Lindsey runs Helping Hands, a certified Second Harvest Food Bank that operates a food pantry and faith-based community outreach center. It also provides clothing, toys and spiritual support to those in need. The center also helps people with their utility bills, with the funds donated from Humboldt Utilities’ Round Up—Plus Program, which totaled more than $32,000 in 2016.
According to Lindsey, each month Helping Hands supports about 700 to 800 clients who live in Humboldt, Gibson and Medina. “We are here to serve the community and provide hope to everyone who comes through our door.”
According to Second Harvest, hunger impacts one in seven Americans. The 2017 Second Harvest Map the Meal Gap study shows that 13.8 percent of middle Tennesseans are food insecure, meaning they have limited or uncertain access to enough food to maintain a healthy lifestyle. Right now, in Tennessee alone there are over 1 million people considered food insecure.
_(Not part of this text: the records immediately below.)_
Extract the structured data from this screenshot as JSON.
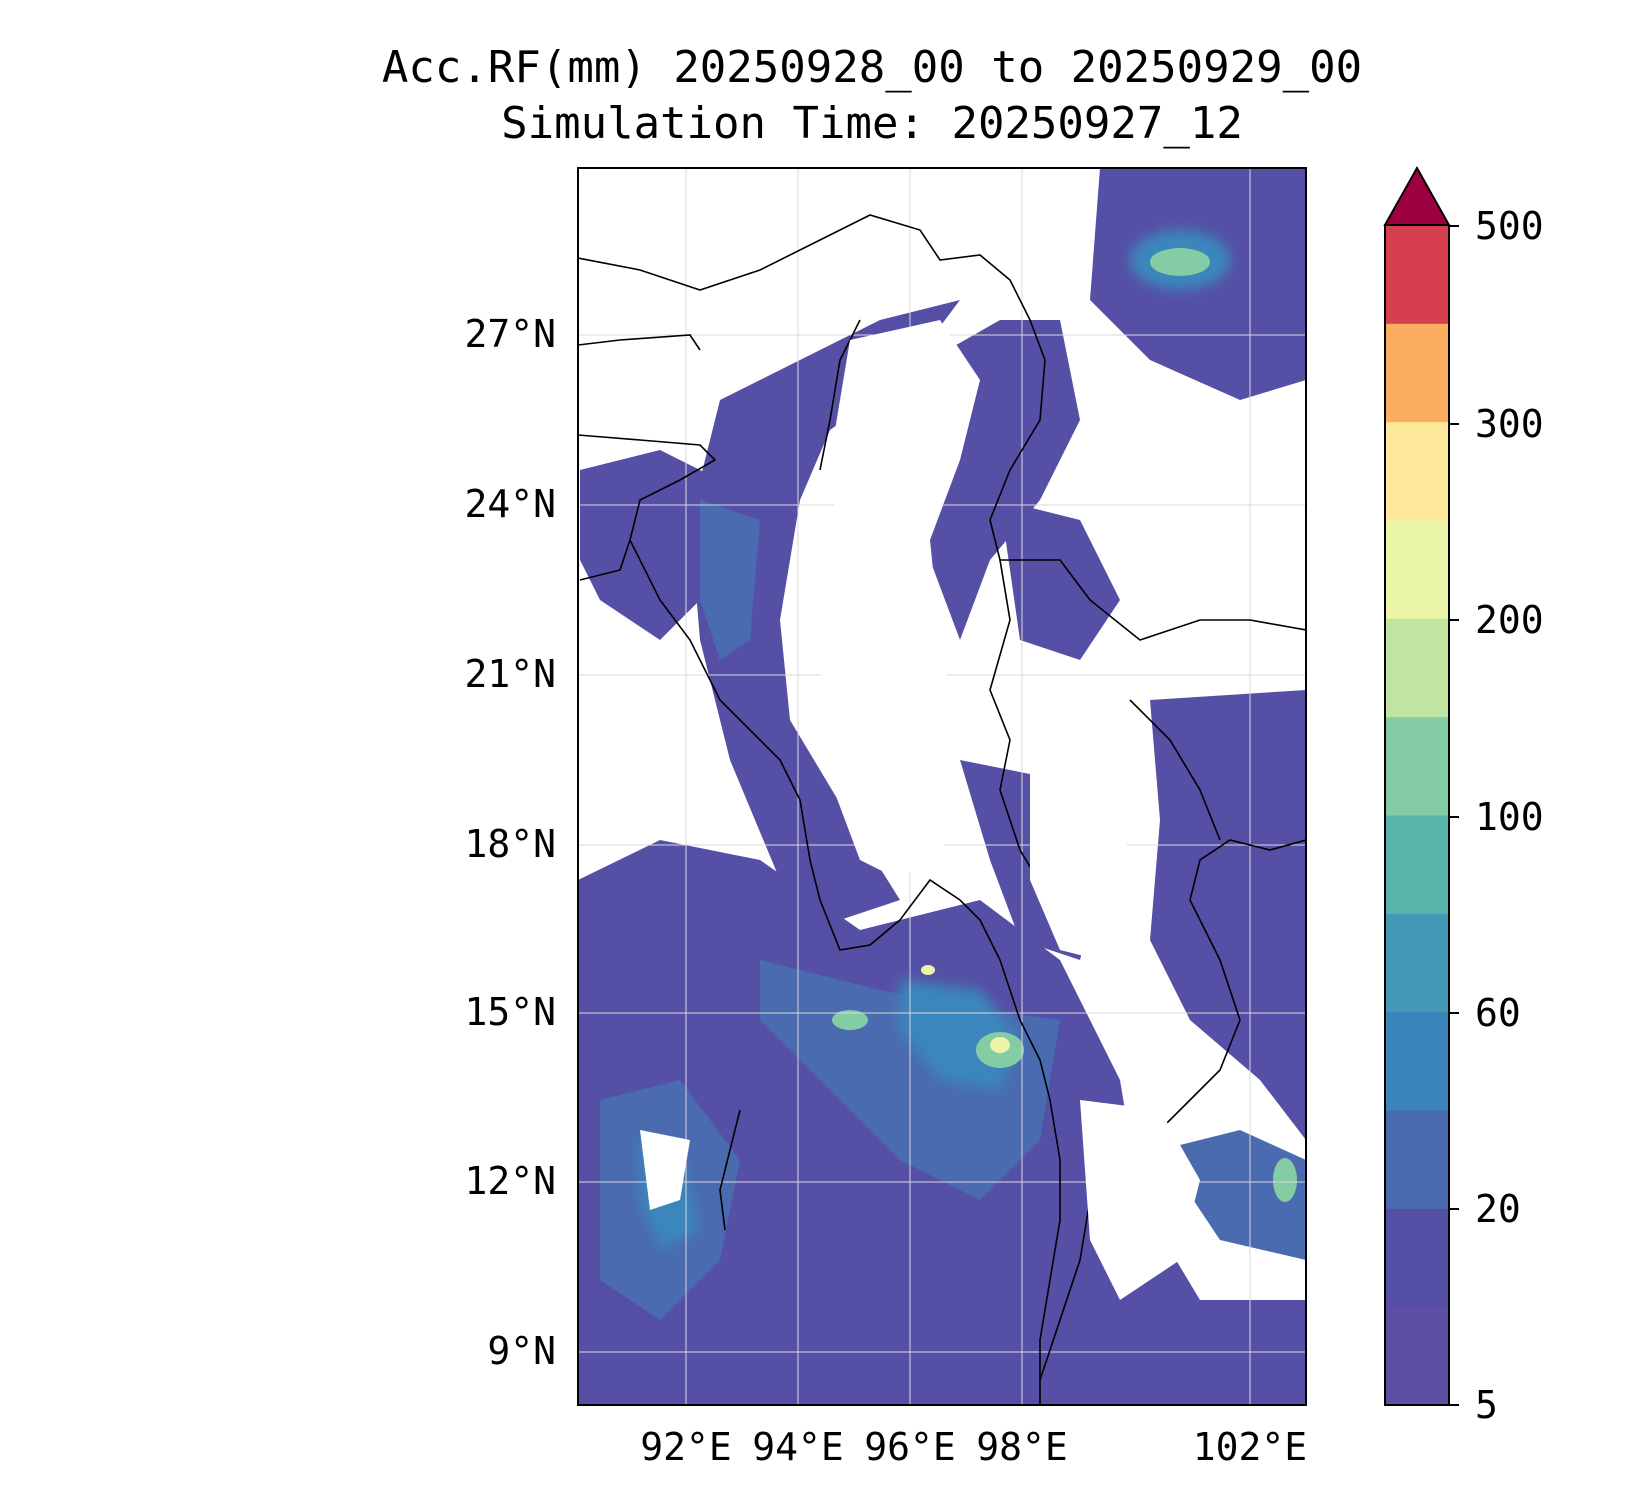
{
  "title": {
    "line1": "Acc.RF(mm) 20250928_00 to 20250929_00",
    "line2": "Simulation Time: 20250927_12"
  },
  "axes": {
    "lat_ticks": [
      "27°N",
      "24°N",
      "21°N",
      "18°N",
      "15°N",
      "12°N",
      "9°N"
    ],
    "lon_ticks": [
      "92°E",
      "94°E",
      "96°E",
      "98°E",
      "102°E"
    ]
  },
  "colorbar": {
    "tick_labels": [
      "500",
      "300",
      "200",
      "100",
      "60",
      "20",
      "5"
    ],
    "colors": [
      "#5e4fa2",
      "#5550a5",
      "#4a6bb0",
      "#3a86bb",
      "#4599b6",
      "#5bb4a9",
      "#84cda4",
      "#c1e4a1",
      "#ebf5a8",
      "#fee99a",
      "#fcad60",
      "#d6404e",
      "#9e0142"
    ],
    "extend": "max"
  },
  "map": {
    "type": "filled-contour precipitation map",
    "palette_name": "Spectral_r",
    "gridlines": true
  }
}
For Lindsey, a former drill instructor and inner-city school teacher, continuing her mission of service is a rewarding experience. “It's humbling to hear firsthand how difficult it can be for families of modest means to choose between paying their power bill, buying clothes or eating,” said Lindsey. “Helping Hands bridges the gap while we help our clients work to improve their lives.”
From Helped to Helper
In 2013, Jose Silva returned to Humboldt to be closer to family.
“As a skilled worker, the opportunities in Texas dried up because of the economy, leaving only minimum-wage jobs,” said Silva. “So I returned to be closer to my son.”
Silva said the transition was difficult because it was hard to find steady work. He needed help making ends meet so he turned to Helping Hands for support—he had volunteered at Helping Hands before moving to Texas.
“Helping Hands does much more for the community than groceries,” said Silva. “I was able to volunteer to help my community and pick up odd jobs like carpentry and plumbing while I was looking for full-time work.”
Lindsey, who is always on the lookout to help others, learned about an opening at Humboldt Utilities and encouraged Silva to apply.
Silva applied for a part-time service department technician job and was hired in September 2013. Six months later, Silva was a full-time Humboldt Utilities employee.
The support Silva received from Lindsey and Helping Hands meant so much to him that he continues to volunteer at the center. On the first Tuesday of every month you can find him working alongside Lindsey’s team unloading the food delivery truck during his lunch break.
“My dad said always help others,” said Silva. “I’m lucky to work for Humboldt Utilities because the important work we do lets me help our community every day.”
A Call to Action
Two years ago the Tennessee Valley Authority formalized partnerships with Second Harvest Food Bank to help provide meals across the Tennessee Valley to those in need. As a result, in 2017 TVA helped provide over 2.3 million meals through 49 food banks across the utility’s seven-state service territory.
“The value of public power means that we work to improve the lives of the people of the Tennessee Valley in the ways they need it most,” says TVA Community Relations Manager Denise Watts. “Fighting hunger allows us to have an immediate positive impact in every community we serve.”
In October, Humboldt Utilities and TVA employees packed food boxes for Helping Hands and straightened up the associated thrift store. Silva was at the event and said he was proud to support Helping Hands because they were there for him when he needed them the most. TVA also donated $2,000 to support Helping Hands’ mission.
“Hunger is a struggle for too many in the Valley,” said Watts. “Partnering with Second Harvest and our local power companies like Humboldt Utilities allows us to fulfill our mission of service by helping provide millions of meals each year to help those in need.”